FAIRBANKS, Alaska — Sarah Palin was back in Alaska Thursday to see her son off to war.
A homecoming rally late Wednesday marked the first time the governor had been in the state since Republican presidential hopeful John McCain asked her to be his running mate on August 28.
And there was no hiding her joy at being back after the madness of the past two weeks in which the little-known governor and self-proclaimed "hockey mom" was transformed into a political rock star.
Palin's laughter filled the cabin as the freshly painted McCain-Palin campaign plane pulled up to an airport hanger in Fairbanks where hundreds of supporters were waiting to welcome her home.
She stepped down the stairs in her now trademark red heels and reached out to kiss her daughter Piper's head before walking onto a plywood platform to a hastily constructed stage.
"Thank you so much for this warm welcome," Palin told the crowd.
"It's going to be awesome to spend a couple of days here. Just getting back in touch with all of you and the great land we call Alaska that God has so richly blessed."
Palin, who was set to speak at her son Track's deployment ceremony Thursday afternoon, told the crowd how much she respected McCain's service to his country and his commitment to reforming Washington.
"I can't wait for you to meet John McCain. He's awesome!"
Palin tried to deliver the stump speech that rolled off her tongue earlier that day in Virginia but kept interrupting herself with references to home.
In the middle of a line about her accomplishments as governor, she turned to staff members standing behind her on stage and said "I can't wait to give you guys a hug and thank you for holding down the fort and carrying the water."

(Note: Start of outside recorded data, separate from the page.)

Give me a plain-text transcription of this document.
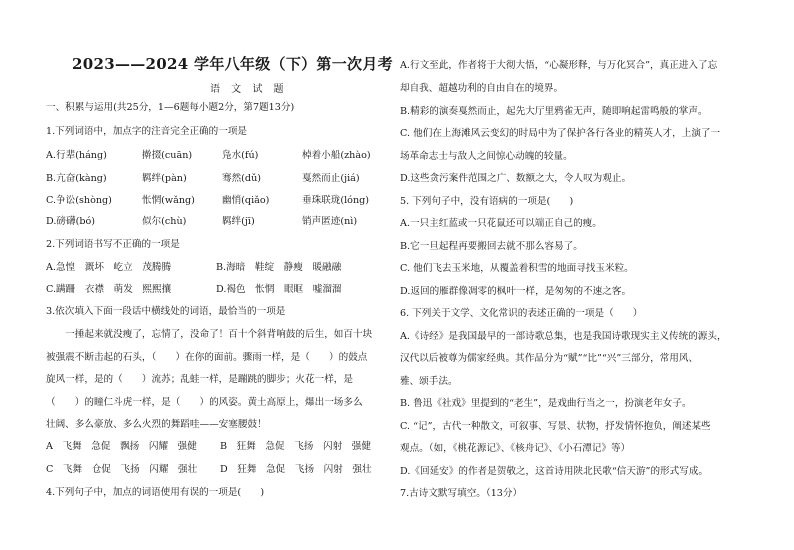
2023——2024 学年八年级（下）第一次月考
语 文 试 题
一、积累与运用(共25分，1—6题每小题2分，第7题13分)
1.下列词语中，加点字的注音完全正确的一项是
A.行辈(háng)	擀掇(cuān)	凫水(fú)	棹着小船(zhào)
B.亢奋(kàng)	羁绊(pàn)	骞然(dǔ)	戛然而止(jiá)
C.争讼(shòng)	怅惘(wǎng)	幽悄(qiǎo)	垂珠联珑(lóng)
D.磅礴(bó)	似尔(chù)	羁绊(jī)	销声匿迹(nì)
2.下列词语书写不正确的一项是
A.急惶　溉坏　屹立　茂腾腾	B.海暗　鞋绽　静瘦　暖融融
C.蹒跚　衣襟　萌发　熙熙攘	D.褐色　怅惘　眼眶　嘘溜溜
3.依次填入下面一段话中横线处的词语，最恰当的一项是
　　一捶起来就没瘦了，忘情了，没命了！百十个斜背响鼓的后生，如百十块
被强震不断击起的石头，（　　）在你的面前。骤雨一样，是（　　）的鼓点
旋风一样，是的（　　）流苏；乱蛙一样，是蹦跳的脚步；火花一样，是
（　　）的瞳仁斗虎一样，是（　　）的风姿。黄土高原上，爆出一场多么
壮阔、多么豪放、多么火烈的舞蹈哇——安塞腰鼓！
A　飞舞　急促　飘扬　闪耀　强健 B　狂舞　急促　飞扬　闪射　强健
C　飞舞　仓促　飞扬　闪耀　强壮 D　狂舞　急促　飞扬　闪射　强壮
4.下列句子中，加点的词语使用有误的一项是(　　)
A.行文至此，作者将于大彻大悟，“心凝形释，与万化冥合”，真正进入了忘
却自我、超越功利的自由自在的境界。
B.精彩的演奏戛然而止，起先大厅里鸦雀无声，随即响起雷鸣般的掌声。
C. 他们在上海滩风云变幻的时局中为了保护各行各业的精英人才，上演了一
场革命志士与敌人之间惊心动魄的较量。
D.这些贪污案件范围之广、数额之大，令人叹为观止。
5. 下列句子中，没有语病的一项是(　　)
A.一只主红蓝或一只花鼠还可以端正自己的瘦。
B.它一旦起程再要搬回去就不那么容易了。
C. 他们飞去玉米地，从覆盖着积雪的地面寻找玉米粒。
D.返回的雁群像凋零的枫叶一样，是匆匆的不速之客。
6. 下列关于文学、文化常识的表述正确的一项是（　　）
A.《诗经》是我国最早的一部诗歌总集，也是我国诗歌现实主义传统的源头，
汉代以后被尊为儒家经典。其作品分为“赋”“比”“兴”三部分，常用风、
雅、颂手法。
B. 鲁迅《社戏》里提到的“老生”，是戏曲行当之一，扮演老年女子。
C. “记”，古代一种散文，可叙事、写景、状物，抒发情怀抱负，阐述某些
观点。（如，《桃花源记》、《核舟记》、《小石潭记》等）
D.《回延安》的作者是贺敬之，这首诗用陕北民歌“信天游”的形式写成。
7.古诗文默写填空。（13分）
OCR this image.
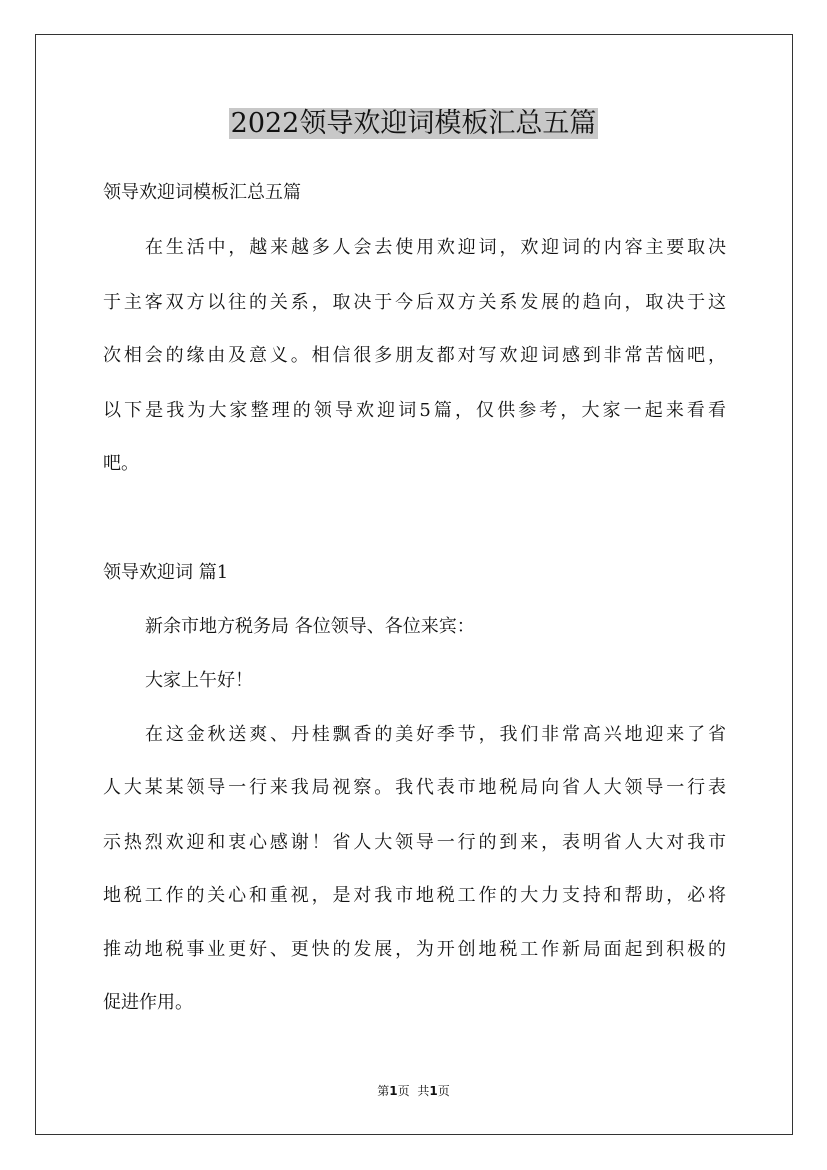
2022领导欢迎词模板汇总五篇
领导欢迎词模板汇总五篇
在生活中，越来越多人会去使用欢迎词，欢迎词的内容主要取决
于主客双方以往的关系，取决于今后双方关系发展的趋向，取决于这
次相会的缘由及意义。相信很多朋友都对写欢迎词感到非常苦恼吧，
以下是我为大家整理的领导欢迎词5篇，仅供参考，大家一起来看看
吧。
领导欢迎词 篇1
新余市地方税务局 各位领导、各位来宾：
大家上午好！
在这金秋送爽、丹桂飘香的美好季节，我们非常高兴地迎来了省
人大某某领导一行来我局视察。我代表市地税局向省人大领导一行表
示热烈欢迎和衷心感谢！省人大领导一行的到来，表明省人大对我市
地税工作的关心和重视，是对我市地税工作的大力支持和帮助，必将
推动地税事业更好、更快的发展，为开创地税工作新局面起到积极的
促进作用。
第1页 共1页
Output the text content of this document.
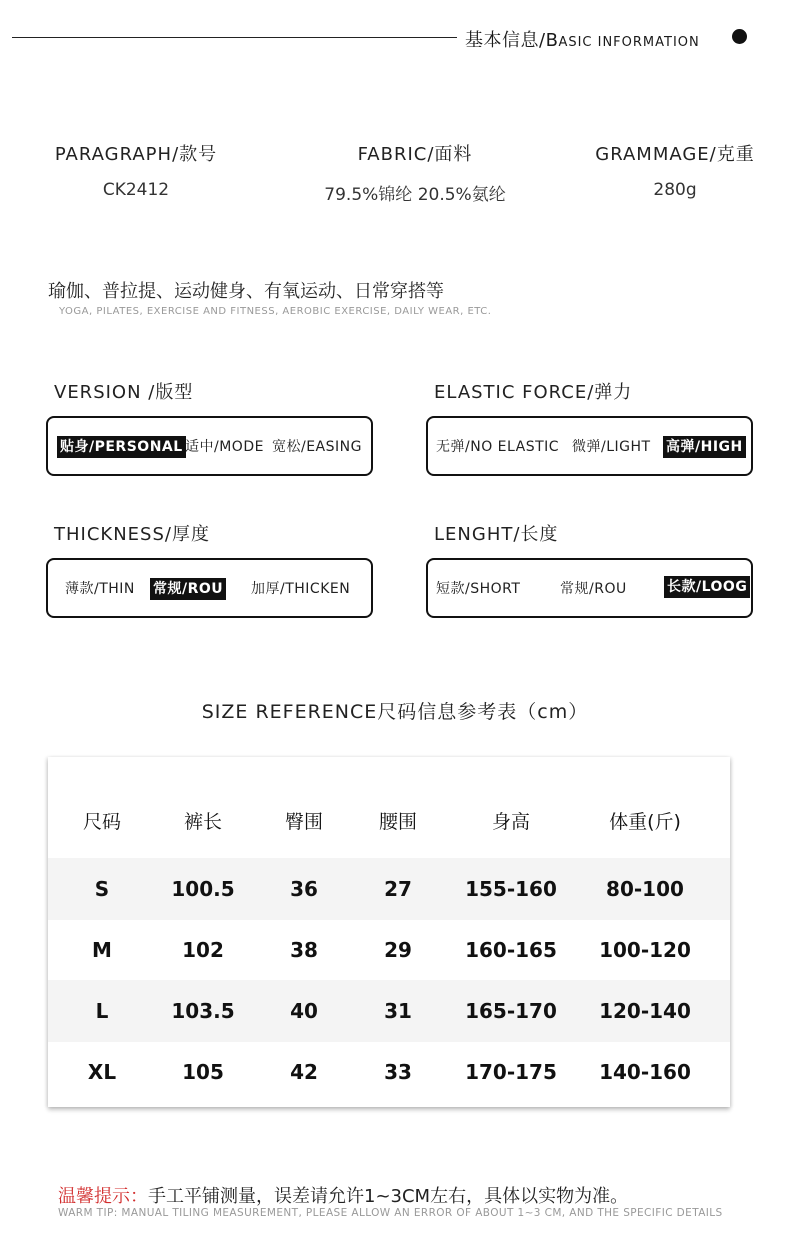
基本信息/BASIC INFORMATION
PARAGRAPH/款号
CK2412
FABRIC/面料
79.5%锦纶 20.5%氨纶
GRAMMAGE/克重
280g
瑜伽、普拉提、运动健身、有氧运动、日常穿搭等
YOGA, PILATES, EXERCISE AND FITNESS, AEROBIC EXERCISE, DAILY WEAR, ETC.
VERSION /版型
贴身/PERSONAL 适中/MODE 宽松/EASING
ELASTIC FORCE/弹力
无弹/NO ELASTIC 微弹/LIGHT 高弹/HIGH
THICKNESS/厚度
薄款/THIN 常规/ROU 加厚/THICKEN
LENGHT/长度
短款/SHORT	常规/ROU	长款/LOOG
SIZE REFERENCE尺码信息参考表（cm）
尺码	裤长	臀围	腰围	身高	体重(斤)
S	100.5	36	27	155-160	80-100
M	102	38	29	160-165	100-120
L	103.5	40	31	165-170	120-140
XL	105	42	33	170-175	140-160
温馨提示：手工平铺测量，误差请允许1~3CM左右，具体以实物为准。
WARM TIP: MANUAL TILING MEASUREMENT, PLEASE ALLOW AN ERROR OF ABOUT 1~3 CM, AND THE SPECIFIC DETAILS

She told of how excited people in Ohio, Pennsylvania, New Mexico, and Missouri were to hear about a new natural gas pipeline which will eventually link Alaska to the lower 48 states.
"Everywhere we go they are chanting drill, baby, drill," Palin said.
"People all over the country, they're hearing about it and they're saying, thank you Alaska for allowing safe, responsibility development of your resources to help secure our state, provide jobs here, but also for the betterment of our entire nation," Palin told the cheering crowd.
"Our state will have brought Americans one step closer to energy independence. That's one step closer to an America free from foreign suppliers that do not have our interests at heart."
Then she interrupted herself again, saying "I feel like I'm preaching to the choir because you guys already know this."
Palin even got self-conscious about her story of selling the state's luxury jet, saying she hoped she wasn't being hypocritical since she'd just flown in on a private plane filled with her husband, who she called "Alaska's first dude" a smattering of new staff members and a host of reporters and secret services agents.
Palin, one of the most popular governors in the nation, is beloved by Alaskans for being so down-to-earth.
"She's a common person. She's part of us — middle America," said Allyn Yanish, 46, who brought his daughters to the rally to see first-hand what strong women could achieve.
Nancy Irey, 67, told AFP she has "loved Sarah for years."
"At my age I finally found someone I can relate to and I feel she is honest and trustworthy," Irey said. "She will do a marvelous job as vice president and should she every be president she will be marvelous there too."
Palin will fly to Carson City, Nevada to rejoin McCain on the campaign trail ahead of the November 4 election.